I’m also back now on the 15th for my next treatment… feels great that i dont have to go back… i am going to rest and not put myself at risk of picking anything up whilst my bloods drop… ive had far too many hospital stays with neutropenia, i dont fancy anymore…
My chemo unit was also very busy yesterday, they were running 2 hours behind before my treatment even started and my hours bag turned into a 5 hour stay… its a nightmare isnt it… i had the cold cap on so long, when they switched it off they had to let my hair thaw out for ages as it was so frozen and stuck to my head/hair and painful… had chillblains afterwards!

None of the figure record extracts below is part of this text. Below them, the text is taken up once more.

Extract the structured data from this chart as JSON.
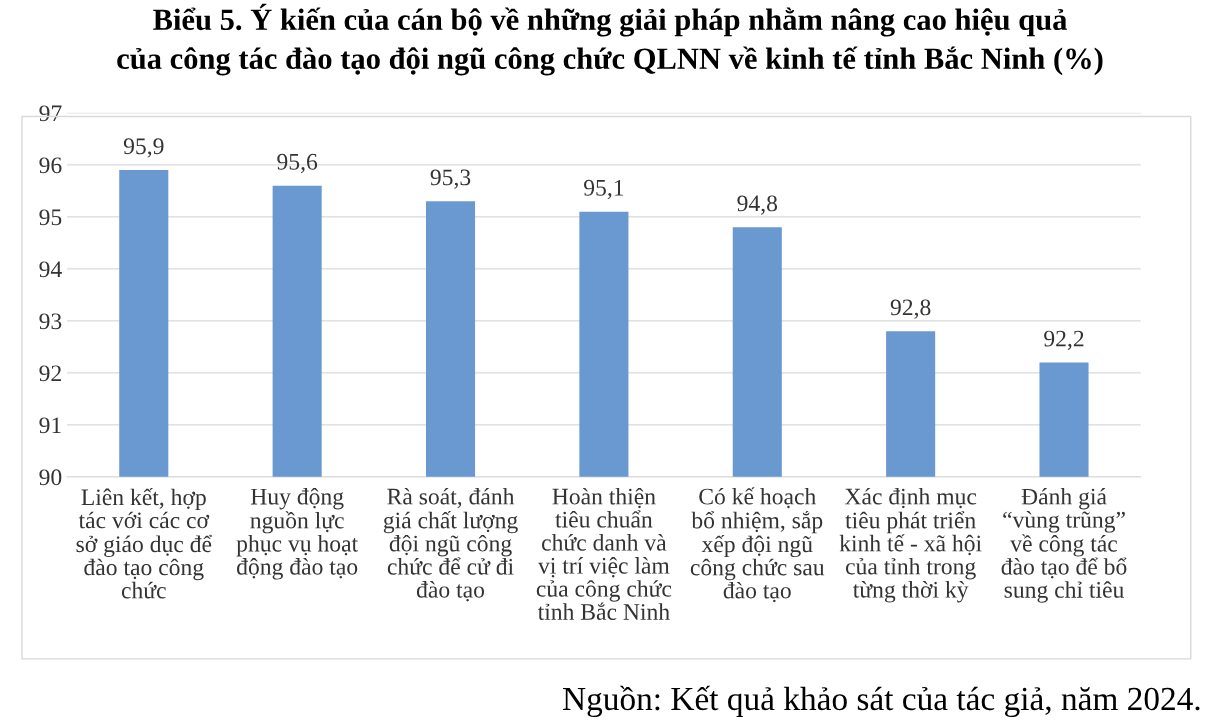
{
  "chart_data": {
    "type": "bar",
    "title": "Biểu 5. Ý kiến của cán bộ về những giải pháp nhằm nâng cao hiệu quả\ncủa công tác đào tạo đội ngũ công chức QLNN về kinh tế tỉnh Bắc Ninh (%)",
    "categories": [
      "Liên kết, hợp\ntác với các cơ\nsở giáo dục để\nđào tạo công\nchức",
      "Huy động\nnguồn lực\nphục vụ hoạt\nđộng đào tạo",
      "Rà soát, đánh\ngiá chất lượng\nđội ngũ công\nchức để cử đi\nđào tạo",
      "Hoàn thiện\ntiêu chuẩn\nchức danh và\nvị trí việc làm\ncủa công chức\ntỉnh Bắc Ninh",
      "Có kế hoạch\nbổ nhiệm, sắp\nxếp đội ngũ\ncông chức sau\nđào tạo",
      "Xác định mục\ntiêu phát triển\nkinh tế - xã hội\ncủa tỉnh trong\ntừng thời kỳ",
      "Đánh giá\n“vùng trũng”\nvề công tác\nđào tạo để bổ\nsung chỉ tiêu"
    ],
    "values": [
      95.9,
      95.6,
      95.3,
      95.1,
      94.8,
      92.8,
      92.2
    ],
    "value_labels": [
      "95,9",
      "95,6",
      "95,3",
      "95,1",
      "94,8",
      "92,8",
      "92,2"
    ],
    "color": "#6a98d0",
    "ylim": [
      90,
      97
    ],
    "yticks": [
      90,
      91,
      92,
      93,
      94,
      95,
      96,
      97
    ],
    "grid": "y",
    "annotations": [
      "Nguồn: Kết quả khảo sát của tác giả, năm 2024."
    ]
  }
}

anyway lovie… will let you go and report back to ya in few days to see how you are fairing up… lets hope its kicking cancer butt and doing its job…
Take care
Love
Jak
xxx
Hi Jules
Just wondered how you are after the chemo now?? I am doing ok, ive been drinking lots of water so i think ive flushed a lot of it out this time and thats why i’ve felt so much better. Had the usual aches in my ribs and my back though, dont think i’m going to escape that… the taxanes are renowned for it. Ive been quite tired too… so i expect the bloods are droppping now… time to avoid everyone with germs eh?
I’ve found that my some of my hair does come out if you run your fingers through it so i am trying not to mess with it too much and only wash it when i have to… i just wet it and style it each day as best i can… i really dont want to lose my hair for the 3rd time…i am praying the cold cap works, my face is bloated from the steroids too… i am reducing those gradually though.
I find that the Taxol makes me feel quite shaky, I dont know if you get that?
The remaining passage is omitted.